Tuesday 20 November 2018

US judge restores protection for grizzly bears

The hunts would have been the first in US outside Alaska since 1991.

A grizzly bear roams near Beaver Lake in Yellowstone National Park (Jim Urquhart/AP)
A grizzly bear roams near Beaver Lake in Yellowstone National Park (Jim Urquhart/AP)

By Matthew Brown, Associated Press

A US judge has ordered federal protections to be restored for grizzly bears in the Northern Rocky Mountains.

Wyoming and Idaho had been on the cusp of allowing hunters to kill up to 23 bears this autumn.

US District Judge Dana Christensen had twice delayed the hunts, and the latest order blocking them was due to expire later this week.

The hunts would have been the first in US outside Alaska since 1991.

Judge Christensen wrote in his ruling that the case was “not about the ethics of hunting”. Rather, he said, it was about whether federal officials adequately considered threats to the species’ long-term recovery when they lifted protections for more than 700 bears living around Yellowstone National Park.

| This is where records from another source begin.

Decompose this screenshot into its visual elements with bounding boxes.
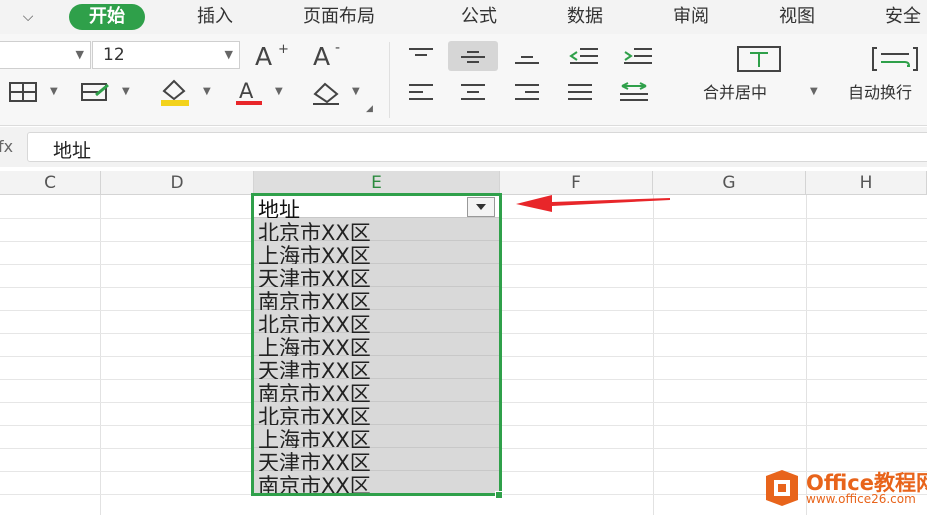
justify-icon[interactable] xyxy=(563,78,597,106)
formula-value: 地址 xyxy=(53,140,92,162)
column-header-e[interactable]: E xyxy=(254,171,500,195)
tab-review[interactable]: 审阅 xyxy=(673,4,709,30)
grid-line xyxy=(100,195,101,515)
align-middle-icon[interactable] xyxy=(456,42,490,70)
increase-indent-icon[interactable] xyxy=(620,42,656,70)
align-left-icon[interactable] xyxy=(404,78,438,106)
chevron-down-icon[interactable]: ▼ xyxy=(203,86,211,97)
collapse-ribbon-icon[interactable]: ⌵ xyxy=(16,6,40,28)
align-bottom-icon[interactable] xyxy=(510,42,544,70)
chevron-down-icon[interactable]: ▼ xyxy=(122,86,130,97)
font-color-icon[interactable]: A xyxy=(233,76,265,108)
menu-bar: ⌵ 开始 插入 页面布局 公式 数据 审阅 视图 安全 xyxy=(0,0,927,34)
ribbon-separator xyxy=(389,42,390,118)
chevron-down-icon[interactable]: ▼ xyxy=(352,86,360,97)
tab-home[interactable]: 开始 xyxy=(69,4,145,30)
tab-security[interactable]: 安全 xyxy=(885,4,921,30)
formula-bar: fx 地址 xyxy=(0,127,927,167)
chevron-down-icon[interactable]: ▼ xyxy=(810,86,818,97)
align-top-icon[interactable] xyxy=(404,42,438,70)
ribbon: ▼ 12 ▼ A + A- ▼ ▼ ▼ A ▼ ▼ ◢ 合并居中 ▼ 自动换行 xyxy=(0,34,927,126)
svg-text:A: A xyxy=(313,42,330,69)
tab-page-layout[interactable]: 页面布局 xyxy=(303,4,375,30)
chevron-down-icon: ▼ xyxy=(224,48,233,61)
tab-data[interactable]: 数据 xyxy=(567,4,603,30)
merge-center-label[interactable]: 合并居中 xyxy=(703,79,767,103)
chevron-down-icon: ▼ xyxy=(75,48,84,61)
chevron-down-icon[interactable]: ▼ xyxy=(275,86,283,97)
tab-view[interactable]: 视图 xyxy=(779,4,815,30)
increase-font-size-icon[interactable]: A + xyxy=(252,40,290,70)
distributed-align-icon[interactable] xyxy=(616,78,652,106)
tab-formulas[interactable]: 公式 xyxy=(461,4,497,30)
font-size-value: 12 xyxy=(103,45,125,65)
merge-center-icon[interactable] xyxy=(735,44,783,74)
decrease-indent-icon[interactable] xyxy=(566,42,602,70)
align-center-icon[interactable] xyxy=(456,78,490,106)
column-header-d[interactable]: D xyxy=(101,171,254,195)
svg-text:A: A xyxy=(255,42,272,69)
wrap-text-icon[interactable] xyxy=(870,44,920,74)
fill-handle[interactable] xyxy=(495,491,503,499)
cell-style-icon[interactable] xyxy=(78,78,112,106)
borders-icon[interactable] xyxy=(6,78,40,106)
svg-text:A: A xyxy=(239,79,254,103)
formula-input[interactable]: 地址 xyxy=(27,132,927,162)
decrease-font-size-icon[interactable]: A- xyxy=(310,40,348,70)
red-arrow-icon xyxy=(516,195,670,212)
font-name-select[interactable]: ▼ xyxy=(0,41,91,69)
watermark: Office教程网 www.office26.com xyxy=(762,466,927,510)
column-header-g[interactable]: G xyxy=(653,171,806,195)
grid-line xyxy=(653,195,654,515)
font-size-select[interactable]: 12 ▼ xyxy=(92,41,240,69)
clear-format-icon[interactable] xyxy=(308,76,344,108)
fx-label[interactable]: fx xyxy=(0,137,13,156)
wrap-text-label[interactable]: 自动换行 xyxy=(848,79,912,103)
chevron-down-icon[interactable]: ▼ xyxy=(50,86,58,97)
office-logo-icon xyxy=(766,470,798,506)
column-header-c[interactable]: C xyxy=(0,171,101,195)
selection-border xyxy=(251,193,502,496)
tab-insert[interactable]: 插入 xyxy=(197,4,233,30)
column-header-h[interactable]: H xyxy=(806,171,927,195)
fill-color-icon[interactable] xyxy=(157,76,193,108)
dialog-launcher-icon[interactable]: ◢ xyxy=(366,104,373,114)
svg-text:-: - xyxy=(335,41,340,56)
watermark-url: www.office26.com xyxy=(806,492,916,506)
align-right-icon[interactable] xyxy=(510,78,544,106)
svg-text:+: + xyxy=(278,42,289,57)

In the judge’s view, the answer was no.

He noted that an estimated 50,000 bears once roamed the mainland US and said it would be “simplistic at best and disingenuous at worst” not to consider the status of grizzlies outside the Yellowstone region, one of the few areas where they have bounced back.

State and federal officials reacted with disappointment. Wyoming Gov Matt Mead said the ruling provided further evidence of flaws in the Endangered Species Act and the need for Congress to make changes.

“Grizzly bear recovery should be viewed as a conservation success story,” Gov Mead said in a statement.

A bid to remove protections for the region’s grey wolves ran into similar legal problems last decade.

In that case, Congress intervened in 2011 to strip safeguards from the animals through legislation, opening the way to public wolf hunts.

Pressure to lift protections on bears and allow hunting has increased in recent years as the number of conflicts between bears and people increased.

Most of those conflicts involve attacks on livestock but occasionally bears attack people, such as a Wyoming hunting guide killed earlier this month by a pair of grizzly bears.

The ruling marks a victory for wildlife advocates and Native American tribes that sued when the Interior Department last year revoked federal protections.

They argued that the animals face continued threats from climate change and loss of habitat.